La politica, diceva Paolo VI, è la più alta forma di carità. Pia illusione, vien da dire osservando il panorama lunare della politica occidentale – quella di Russia e Cina non è politica: si chiama dittatura – nell’era della Rete. Le ridicolaggini del teatrino italiano sono al surreale. Tra grillini allo stremo, armati solo di una supponenza impotente e della miracolosa personale credibilità di un premier come Giuseppe Conte – da essi designato ma del tutto autonomo – e un Pd sbandato nella nebbia della confusione dei programmi e delle frizioni interne e con i compagni di strada renziani, la maggioranza ha la strada forse ancora lunga, ma sostanzialmente cieca come il più breve dei vicoli.
L’opposizione continua a interrogarsi da ormai dieci anni sull’eredità impossibile di Berlusconi e sulla vocazione ultima dell’attor giovane, Salvini, tra segnali di moderazione e persistenti derive oltranziste.
In mezzo, un mare di chiacchiere e di promesse vane, infattibili, in mancanza di soldi veri e di burocrazia efficiente. L’elenco sarebbe sterminato: infrastrutture millantate e inattuate, investimenti a parole, commissariamenti infiniti, impasse economiche gravissime, una totale incapacità gestionale.
Non che nel resto del mondo le cose vadano assai meglio, però: tra le inedite fibrillazioni politiche dei tedeschi, infuriati a dispetto del benessere, le gaffe seriali di Macron, in una tensione sociale senza precedenti da decenni in Francia, e infine la corsa alle presidenziali americane, dove tra i democratici svettano solo ultrasettantenni di dubbio curriculum e confusa vocazione, mentre il becerissimo Trump sembra lanciato alla riconferma.
Ma l’Italia cresce meno di tutti gli altri. Quindi soffre di più. Se questa è la politica dei tweet e del populismo – sia quello incolto che quello chic – il peso reale dello sviluppo economico e dei suoi problemi grava più direttamente sulle spalle delle imprese. Senza mediazioni e sostegni.
La corsa alla presidenza di Confindustria, dopo l’ottimo quadriennio di Vincenzo Boccia, è dunque assolutamente cruciale. è come se la categoria fosse chiamata a un ruolo politico più diretto: non perché gli imprenditori debbano scendere in politica – c’è chi ci ha provato e non è stato il massimo – ma perché dalla proposta è forse ora di passare a proteste e pressioni più severe e incisive, nel solco peraltro già aperto da Boccia. Quello del presidente di Confindustria è dunque ormai un lavoro a tempo pieno. Come ha saputo svolgerlo Carlo Bonomi in Assolombarda, da sempre il cuore e la mente dell’imprenditoria nazionale. Ma anche Licia Mattioli, che a Roma ha ben promosso le attività confindustriali per l’internazionalizzazione.
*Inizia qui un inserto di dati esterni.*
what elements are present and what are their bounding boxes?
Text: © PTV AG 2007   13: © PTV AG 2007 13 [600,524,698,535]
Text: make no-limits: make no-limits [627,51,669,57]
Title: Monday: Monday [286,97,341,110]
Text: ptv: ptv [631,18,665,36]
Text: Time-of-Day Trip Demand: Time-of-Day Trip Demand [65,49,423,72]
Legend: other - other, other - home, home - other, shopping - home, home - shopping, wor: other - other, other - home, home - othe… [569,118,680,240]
È un lavoro che richiede “soft skill”, idee chiare, leadership e capacità negoziali spiccate. Richiede la capacità di non essere divisivi. Richiede la sensibilità di “leggere” le esigenze dell’impresa e della società a tutto tondo, non soltanto nella logica della grande industria ma anche delle imprese medio piccole e dei servizi. Richiede la determinazione a tenere coesi i territori, valorizzando al massimo anche il Sud, ma anche perseguendo quella meritocrazia tra persone e comunità che non è mai stata abbastanza valorizzata in Italia.
L’obiettivo è ottenere regole semplici, meno vincoli, un fisco equo, più investimenti infrastrutturali. Tutto quanto può creare le condizioni per la crescita. Una giustizia giusta, tra l’altro e prima di molto altro, e non interminabile come vorrebbero i fautori del “fine prescrizione: mai”.
E più spazio al ruolo dei corpi intermedi, delle categorie professionali con le loro competenze, dei manager, della famosa società civile che da troppi anni viene presa per il naso. Poi che la politica trovi la sua quadra resta comunque una priorità. Ma è ancor più cruciale che nel frattempo l’impresa non rimanga ferma per colpa del Palazzo.